If you want to work in a deep value long/short fund, I'm willing to bet ER has an advantage. But what if you were just a excel monkey and never learned how to really research and understand industry dynamics?

My point is think about experience, not job descriptions.

If you just stopped to think about what you're asking you'd save both of us some time and grief.

Follow me on Twitter: https://twitter.com/_KarateBoy_
 

Start focusing on doing a good job and the opportunities will follow. If you show that you're intellectually curious, analytically focused, and can communicate your ideas in an easily digestible manner you'll build a network that will vouch for you no matter what you decide to do. Too many people here are so focused on the exit opps that it becomes tunnel vision. The more you talk to senior guys the more you realize the range of paths that lead to success.

So the answer to your overly dramatic "am I totally screwed?" is: You're only as screwed as you think you are. Concentrate on the opportunities you do have and knock them out of the park to open up more doors in the future.

 

ER prepares you better for a bunch of HF/AM roles, although it depends on what you would want to do. It doesn't sound like you actually have a specific end goal in mind so my advice:

1) Give ER your best shot, maybe you'll actually enjoy the work and want to stay long term

After a while of working in that mindset, you can start to look at the broader picture of how things work:

2) Find out what investors that you speak to are doing and if you would want to eventually switch into their role (AM or HF L/S) 3) Same for upper management in the companies that you cover 3) Consider business school after a few years if you really want to open more doors

Going into anything while focusing/worrying on the exit opps will only limit the amount that you enjoy your job as well as the amount that you actually get out of it.. which ironically, will end up hurting your exit opps

 

It really depends on how esoteric your industry vertical is as well as how silo-ed the team is. For instance, I cover a relatively easy space to pick up vs. something like mining or healthcare equipment. However my team finds it beneficial for everyone to know about all our 28 names so it might take me anywhere between 1-1.5 years to become 100% comfortable speaking on all of them as well as close competitors in depth.

 

Mostly analyzes trends in domestic and global financial system liquidity and credit conditions and assesses domestic and global risks.

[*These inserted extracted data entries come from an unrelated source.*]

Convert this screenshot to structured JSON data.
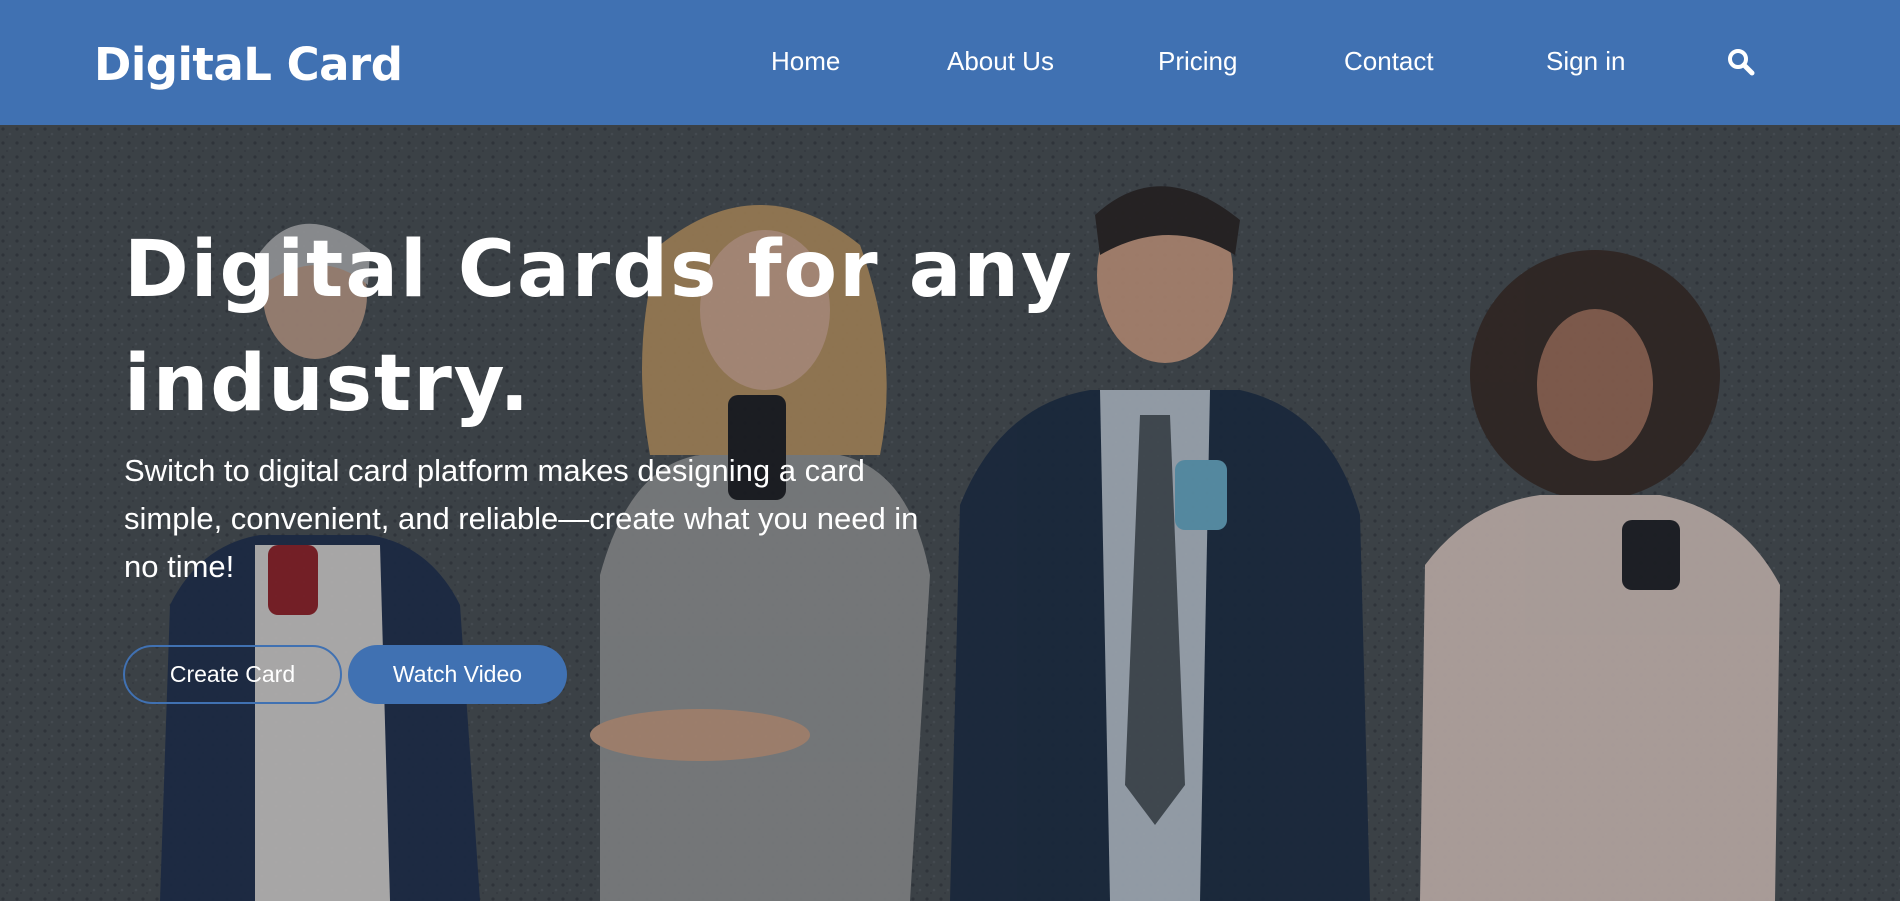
{
  "brand": {
    "name": "DigitaL Card"
  },
  "nav": {
    "items": [
      {
        "label": "Home"
      },
      {
        "label": "About Us"
      },
      {
        "label": "Pricing"
      },
      {
        "label": "Contact"
      },
      {
        "label": "Sign in"
      }
    ],
    "search_icon": "search-icon"
  },
  "hero": {
    "headline": "Digital Cards for any industry.",
    "subtext": "Switch to digital card platform makes designing a card simple, convenient, and reliable—create what you need in no time!",
    "primary_button": "Create Card",
    "secondary_button": "Watch Video",
    "background_image": "four-people-using-phones-against-textured-wall"
  },
  "colors": {
    "accent": "#4071b2",
    "text": "#ffffff",
    "background": "#3d4246"
  }
}
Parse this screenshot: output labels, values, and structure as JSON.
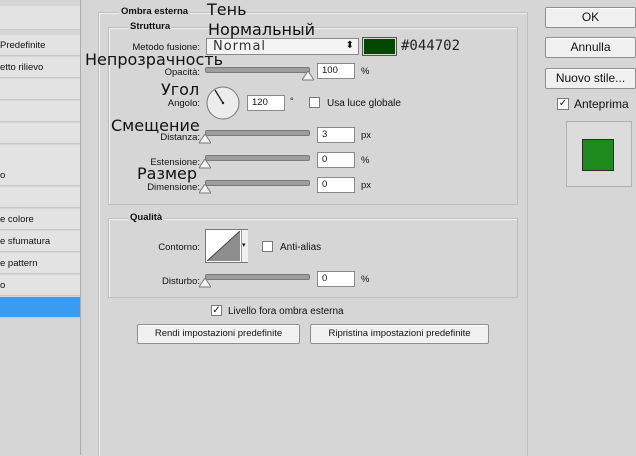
{
  "left_list": {
    "items": [
      "Predefinite",
      "etto rilievo",
      "",
      "",
      "",
      "",
      "o",
      "",
      "e colore",
      "e sfumatura",
      "e pattern",
      "o",
      ""
    ]
  },
  "section": {
    "title": "Ombra esterna",
    "overlay_shadow": "Тень"
  },
  "structure": {
    "title": "Struttura",
    "blend_label": "Metodo fusione:",
    "blend_value": "Normal",
    "color_hex": "#044702",
    "color_label": "#044702",
    "overlay_normal": "Нормальный",
    "opacity_label": "Opacità:",
    "opacity_value": "100",
    "opacity_unit": "%",
    "overlay_opacity": "Непрозрачность",
    "angle_label": "Angolo:",
    "angle_value": "120",
    "angle_unit": "°",
    "overlay_angle": "Угол",
    "global_light_label": "Usa luce globale",
    "global_light_checked": false,
    "distance_label": "Distanza:",
    "distance_value": "3",
    "distance_unit": "px",
    "overlay_distance": "Смещение",
    "spread_label": "Estensione:",
    "spread_value": "0",
    "spread_unit": "%",
    "size_label": "Dimensione:",
    "size_value": "0",
    "size_unit": "px",
    "overlay_size": "Размер",
    "opacity_level": 1.0,
    "distance_level": 0.0,
    "spread_level": 0.0,
    "size_level": 0.0
  },
  "quality": {
    "title": "Qualità",
    "contour_label": "Contorno:",
    "antialias_label": "Anti-alias",
    "antialias_checked": false,
    "noise_label": "Disturbo:",
    "noise_value": "0",
    "noise_unit": "%",
    "noise_level": 0.0
  },
  "knockout": {
    "label": "Livello fora ombra esterna",
    "checked": true,
    "checkmark": "✓"
  },
  "buttons": {
    "make_default": "Rendi impostazioni predefinite",
    "reset_default": "Ripristina impostazioni predefinite",
    "ok": "OK",
    "cancel": "Annulla",
    "new_style": "Nuovo stile...",
    "preview_label": "Anteprima",
    "preview_checked": true
  },
  "colors": {
    "shadow_color": "#044702",
    "preview_swatch": "#1e8a1e",
    "selected_row": "#3a9cf0"
  }
}
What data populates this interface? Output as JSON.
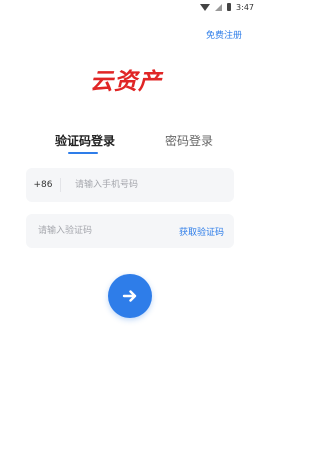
{
  "status_bar": {
    "time": "3:47"
  },
  "header": {
    "register_link": "免费注册"
  },
  "logo": {
    "text": "云资产"
  },
  "tabs": [
    {
      "label": "验证码登录",
      "active": true
    },
    {
      "label": "密码登录",
      "active": false
    }
  ],
  "phone_field": {
    "country_code": "+86",
    "placeholder": "请输入手机号码",
    "value": ""
  },
  "code_field": {
    "placeholder": "请输入验证码",
    "value": "",
    "get_code_label": "获取验证码"
  },
  "submit": {
    "icon": "arrow-right-icon"
  },
  "colors": {
    "accent": "#2e7de9",
    "brand_red": "#e02525",
    "field_bg": "#f5f6f8"
  }
}
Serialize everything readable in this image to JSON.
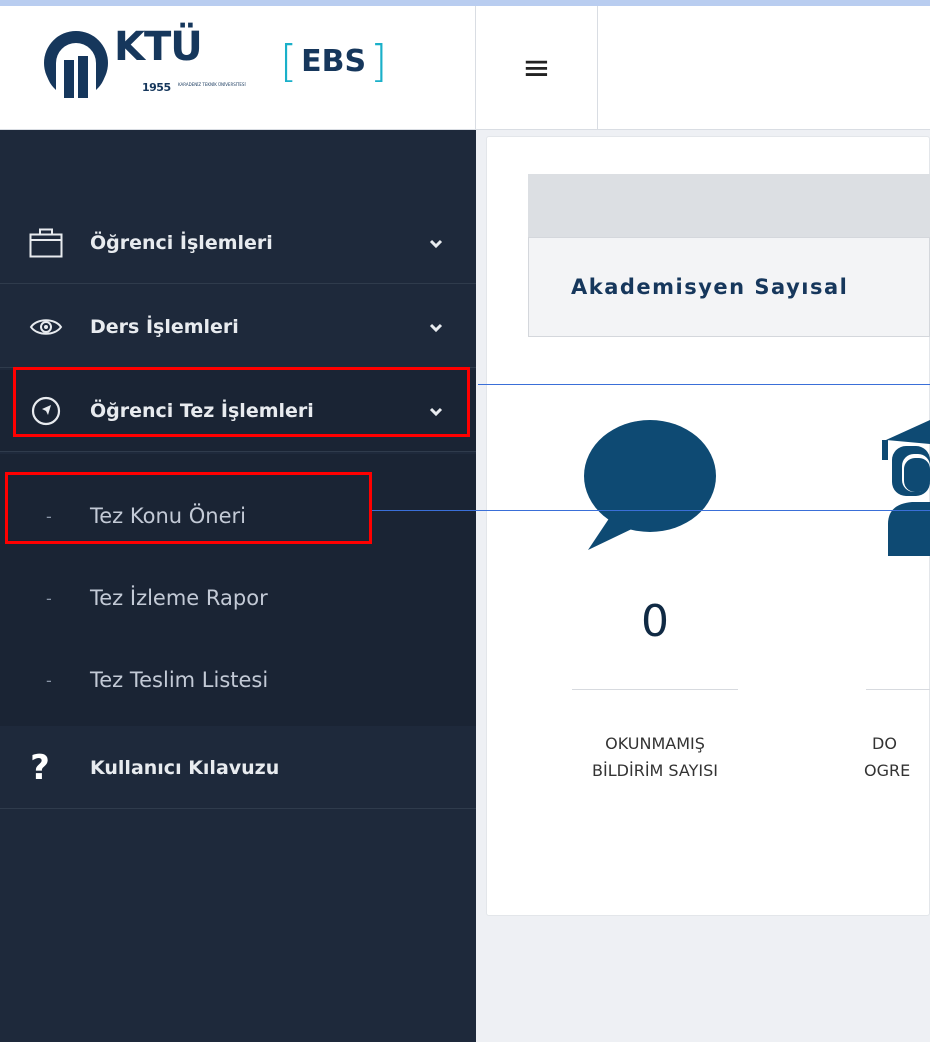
{
  "brand": {
    "name": "KTÜ",
    "year": "1955",
    "tagline": "KARADENİZ TEKNİK ÜNİVERSİTESİ",
    "module": "EBS"
  },
  "header": {
    "menu_toggle_glyph": "≡"
  },
  "sidebar": {
    "items": [
      {
        "label": "Öğrenci İşlemleri",
        "icon": "briefcase-icon"
      },
      {
        "label": "Ders İşlemleri",
        "icon": "eye-icon"
      },
      {
        "label": "Öğrenci Tez İşlemleri",
        "icon": "compass-icon",
        "expanded": true
      },
      {
        "label": "Kullanıcı Kılavuzu",
        "icon": "question-icon"
      }
    ],
    "thesis_submenu": [
      {
        "label": "Tez Konu Öneri"
      },
      {
        "label": "Tez İzleme Rapor"
      },
      {
        "label": "Tez Teslim Listesi"
      }
    ],
    "submenu_dash": "-"
  },
  "main": {
    "tab_label": "Akademisyen Sayısal",
    "stats": [
      {
        "value": "0",
        "label_line1": "OKUNMAMIŞ",
        "label_line2": "BİLDİRİM SAYISI",
        "icon": "speech-bubble-icon"
      },
      {
        "value": "",
        "label_line1": "DO",
        "label_line2": "OGRE",
        "icon": "graduate-icon"
      }
    ]
  },
  "colors": {
    "sidebar_bg": "#1e293b",
    "brand_navy": "#16375c",
    "brand_teal": "#1ab0c9",
    "highlight": "#ff0000",
    "icon_blue": "#0e4a73"
  }
}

I'm wondering if this experience gives me a good foundation for which of the areas in front office BB: equity research, risk management, or trading.

I also have a bachelor degree of finance and math, with a minor in econ from a foreign target school.

 

Long story short, yes. My firm which is a BB has ER on the west coast.

As far as big4, I am ex-big4, but it wasn't the easiest of transitions in my experience. I didn't do TAS, but regardless, you're competing against many people with far better credentials (burnt out bankers, ppl with industry exp, consultants). IMO, I got really lucky and don't think my results are replicable.

Having said that, a job is better than no job, and big4 TAS is not a dead end if you wanna go into finance - just be ready to work really friggin hard.